Organizations with no federal contracts should still read it as an early signal. Cryptographic inventory requirements tend to move from the public sector into regulated industries, the way SBOM expectations spread after 2021. Healthcare, financial services, and energy are the usual next in line.

What is harvest-now, decrypt-later and why does it make CBOM urgent today?

Harvest now, decrypt later (HNDL) is a strategy where an attacker collects encrypted data today and stores it, betting on a future quantum computer to decrypt it. The June 2026 executive order names this risk directly. It is what makes the threat present tense rather than a problem for later.

Any data you encrypt today with RSA or ECC is already exposed if it still needs to stay secret once quantum computers mature. Records with a long shelf life, like health data, financial contracts, and state secrets, are the most at risk. A CBOM is urgent now because it shows you where that long-lived data is being protected by algorithms that are already living on borrowed time.

When will CISA publish CBOM guidance?

CISA, working with NIST, has 270 days from the June 22, 2026 signing date to publish the minimum elements for a CBOM. That puts the guidance at roughly March 2027. It will define what a compliant CBOM has to contain, in a form that tools can generate and check automatically.

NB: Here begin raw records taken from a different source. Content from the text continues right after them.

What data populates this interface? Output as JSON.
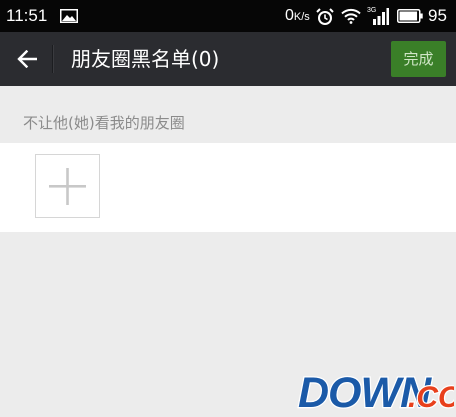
{
  "status_bar": {
    "time": "11:51",
    "image_icon": "image-icon",
    "net_speed": "0",
    "net_speed_unit": "K/s",
    "alarm_icon": "alarm-clock-icon",
    "wifi_icon": "wifi-icon",
    "signal_icon": "signal-3g-icon",
    "signal_label": "3G",
    "battery_icon": "battery-icon",
    "battery_level": 0.95,
    "battery_percent": "95"
  },
  "header": {
    "back_icon": "back-arrow-icon",
    "title": "朋友圈黑名单(0)",
    "done_label": "完成"
  },
  "main": {
    "section_label": "不让他(她)看我的朋友圈",
    "add_icon": "plus-icon"
  },
  "watermark": {
    "text_main": "DOWN",
    "text_suffix": ".CC"
  },
  "colors": {
    "status_bar_bg": "#060606",
    "title_bar_bg": "#2b2c30",
    "done_button_bg": "#3a7f28",
    "page_bg": "#ececec",
    "panel_bg": "#ffffff"
  }
}
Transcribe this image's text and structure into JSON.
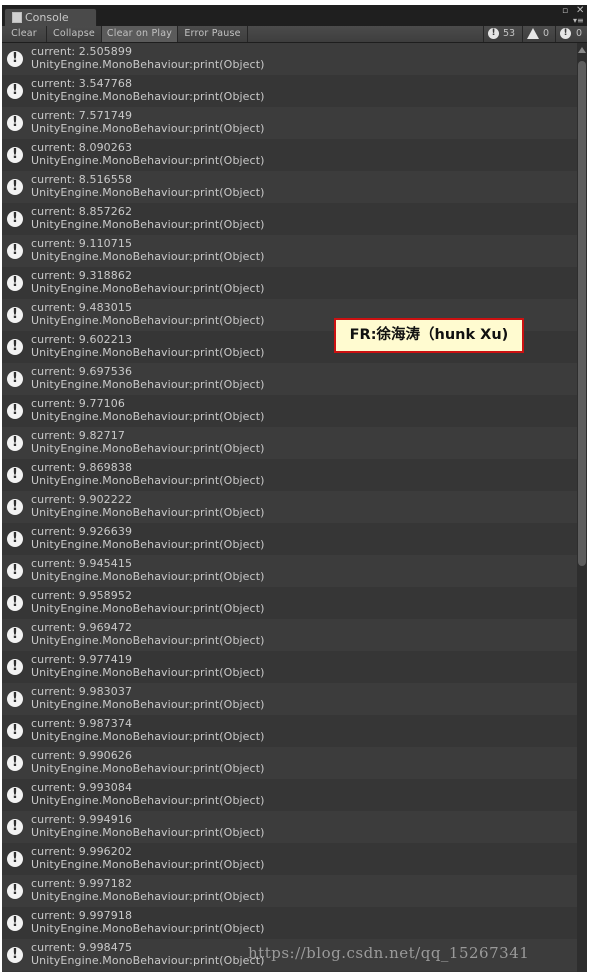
{
  "window": {
    "tab_title": "Console"
  },
  "toolbar": {
    "buttons": [
      "Clear",
      "Collapse",
      "Clear on Play",
      "Error Pause"
    ],
    "active_button": "Clear on Play",
    "counts": {
      "info": "53",
      "warning": "0",
      "error": "0"
    }
  },
  "log_entries": [
    {
      "line1": "current: 2.505899",
      "line2": "UnityEngine.MonoBehaviour:print(Object)"
    },
    {
      "line1": "current: 3.547768",
      "line2": "UnityEngine.MonoBehaviour:print(Object)"
    },
    {
      "line1": "current: 7.571749",
      "line2": "UnityEngine.MonoBehaviour:print(Object)"
    },
    {
      "line1": "current: 8.090263",
      "line2": "UnityEngine.MonoBehaviour:print(Object)"
    },
    {
      "line1": "current: 8.516558",
      "line2": "UnityEngine.MonoBehaviour:print(Object)"
    },
    {
      "line1": "current: 8.857262",
      "line2": "UnityEngine.MonoBehaviour:print(Object)"
    },
    {
      "line1": "current: 9.110715",
      "line2": "UnityEngine.MonoBehaviour:print(Object)"
    },
    {
      "line1": "current: 9.318862",
      "line2": "UnityEngine.MonoBehaviour:print(Object)"
    },
    {
      "line1": "current: 9.483015",
      "line2": "UnityEngine.MonoBehaviour:print(Object)"
    },
    {
      "line1": "current: 9.602213",
      "line2": "UnityEngine.MonoBehaviour:print(Object)"
    },
    {
      "line1": "current: 9.697536",
      "line2": "UnityEngine.MonoBehaviour:print(Object)"
    },
    {
      "line1": "current: 9.77106",
      "line2": "UnityEngine.MonoBehaviour:print(Object)"
    },
    {
      "line1": "current: 9.82717",
      "line2": "UnityEngine.MonoBehaviour:print(Object)"
    },
    {
      "line1": "current: 9.869838",
      "line2": "UnityEngine.MonoBehaviour:print(Object)"
    },
    {
      "line1": "current: 9.902222",
      "line2": "UnityEngine.MonoBehaviour:print(Object)"
    },
    {
      "line1": "current: 9.926639",
      "line2": "UnityEngine.MonoBehaviour:print(Object)"
    },
    {
      "line1": "current: 9.945415",
      "line2": "UnityEngine.MonoBehaviour:print(Object)"
    },
    {
      "line1": "current: 9.958952",
      "line2": "UnityEngine.MonoBehaviour:print(Object)"
    },
    {
      "line1": "current: 9.969472",
      "line2": "UnityEngine.MonoBehaviour:print(Object)"
    },
    {
      "line1": "current: 9.977419",
      "line2": "UnityEngine.MonoBehaviour:print(Object)"
    },
    {
      "line1": "current: 9.983037",
      "line2": "UnityEngine.MonoBehaviour:print(Object)"
    },
    {
      "line1": "current: 9.987374",
      "line2": "UnityEngine.MonoBehaviour:print(Object)"
    },
    {
      "line1": "current: 9.990626",
      "line2": "UnityEngine.MonoBehaviour:print(Object)"
    },
    {
      "line1": "current: 9.993084",
      "line2": "UnityEngine.MonoBehaviour:print(Object)"
    },
    {
      "line1": "current: 9.994916",
      "line2": "UnityEngine.MonoBehaviour:print(Object)"
    },
    {
      "line1": "current: 9.996202",
      "line2": "UnityEngine.MonoBehaviour:print(Object)"
    },
    {
      "line1": "current: 9.997182",
      "line2": "UnityEngine.MonoBehaviour:print(Object)"
    },
    {
      "line1": "current: 9.997918",
      "line2": "UnityEngine.MonoBehaviour:print(Object)"
    },
    {
      "line1": "current: 9.998475",
      "line2": "UnityEngine.MonoBehaviour:print(Object)"
    }
  ],
  "watermark_text": "FR:徐海涛（hunk Xu)",
  "url_text": "https://blog.csdn.net/qq_15267341",
  "colors": {
    "background": "#383838",
    "row_alt": "#3c3c3c",
    "text": "#c9c9c9",
    "watermark_border": "#cc1111",
    "watermark_bg": "#fffbd0"
  }
}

Waiting for that date to begin is the wrong move. Discovery is the slowest phase of any cryptographic inventory, and it does not depend on the final format to get started. Teams that map their cryptography now will be adjusting an existing inventory in 2027 rather than building one from scratch against a deadline.

What is crypto agility and why does it matter for CBOM?

Crypto agility is the ability to replace one cryptographic algorithm with another without re-architecting the systems that rely on it. A CBOM tells you where your cryptographic dependencies live. Crypto agility determines how hard each one is to change.

The two only work together. An inventory without agility leaves you with a precise map of problems you still cannot fix quickly. Building for agility now turns the eventual post-quantum migration from a series of re-architecture projects into a series of configuration changes.